During this week’s One Take CEO Interview sponsored by Platinum Group, President and CEO Penny Wheeler discusses how she’s leading $4.4 billion health care provider Allina Health during Covid-19, how it survived fires and looting last month that damaged or destroyed most neighboring properties, and how she and her employees look to effect meaningful change while facing an unpredictable future.
Allina invested more than $100 million to prepare for Covid-19 patients and went to more than 500 sources to find the personal protective equipment needed to ensure the safety of its employees and patients. It had to cope with unprecedented losses—at one point losing up to $3 million a day—as scheduled surgeries were cancelled or postponed in April and May. Then George Floyd was murdered only a few blocks away from its headquarters.
“This is almost surreal to think about what happened because we have not only our headquarters, but we also have a global market we help support, which is small community owned businesses that we wanted to keep safe. We had our warehouse with all our personal protective equipment. And then we have Abbott Northwestern hospital, our largest hospital in terms of number of patients, and we wanted to keep the patients and staff safe,” Wheeler recalls. “We had to move pallet after pallet of personal protective equipment to make sure that wasn’t harmed. We had to redistribute some of our patients quickly within the span of just a few hours to make sure we had the staffing and safety of the patients covered. We had to call and were grateful for the state’s response and the national guard’s protecting those assets. And we believed in the peaceful protests; oftentimes our employees were part of that. Our employees are in the community and are part of the community, so we were very supportive of that at the same time. It was a wild go being right in the center and it still, as you go down the street, you still shed tears for what destruction has occurred, but it reminds us of what we have to accomplish.
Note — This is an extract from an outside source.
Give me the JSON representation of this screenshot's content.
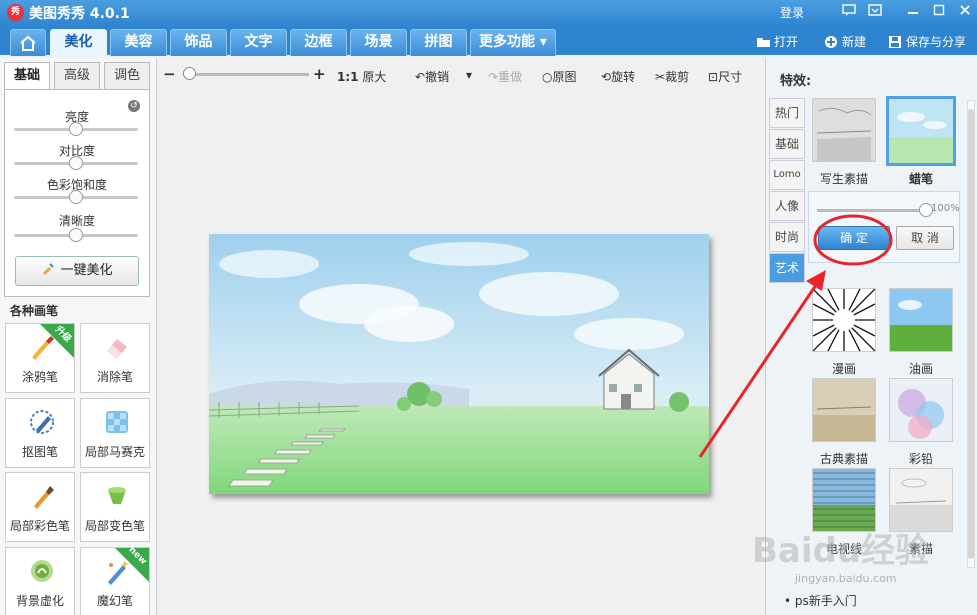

“The murder of George Floyd exposed with eyes wider opened that we have a racial pandemic in addition to a Covid pandemic in this country,” she says. “I think what I have seen through it, and hopefully we have the staying power to do this, is not only do we want to deal with the Covid virus in the safest most approachable way, but we want to get to the underpinnings of the disparities that exist in health care, jobs, housing, other aspects and work with the community to do that.”
During the interview, Wheeler discusses more how Allina has already been working toward those goals and what more it plans to do. She discusses how she’s leading Allina’s 28,896 employees through such rapidly changing times, and how yet to be dealt with is an anticipated $250 million loss for 2020.
It is the seventh in a series of one-take, unedited conversations between former Twin Cities Business Editor in Chief Dale Kurschner and Minnesota CEOs regarding how they’re leading during the Covid-19 pandemic and its unprecedented impact on their operations, and the economy. Episodes are typically recorded home-to-home and have included discussions with Jeff Kiesel of Restaurant Technologies Inc., Christine Lantinen of Maud Borup, Paul Grangaard of Faribault Woolen Mill, Mark Stutrud of Summit Brewing and Stacy Demskie of Mainstreet Bakery.
The CEO interview series is sponsored by Platinum Group, Minnesota’s most experienced advisory group helping business owners and leaders with extreme challenges including financial setbacks, lender and landlord re-negotiations, turnarounds and bankruptcies. Kurschner is one of its consultants and specializes in communication strategy, crisis communication, reputation management and internal communication.
Complimenting the CEO series are interviews with key members of Platinum Group. This week’s is with Partner Steve Coleman, who specializes in helping business owners and leaders through major transitions.
Given today’s Covid-19 recession, Coleman says there are those businesses that are pausing and being conservative, and then “there’s a significant minority of owners that we serve who have very alertly said, ‘wow, this is so enormous of a changing environment that there have to be some new opportunities that these disruptions bring to us. New opportunities I better be looking for.’ And so they have leaned forward. They are not being silent. They’re not looking down. They’re looking up and they’re looking out.”
During this short unedited, one-take interview, he explains how business owners are doing just that in part by finding good new partners, sharing their experiences with other owners and exploring new ways of looking at and doing things.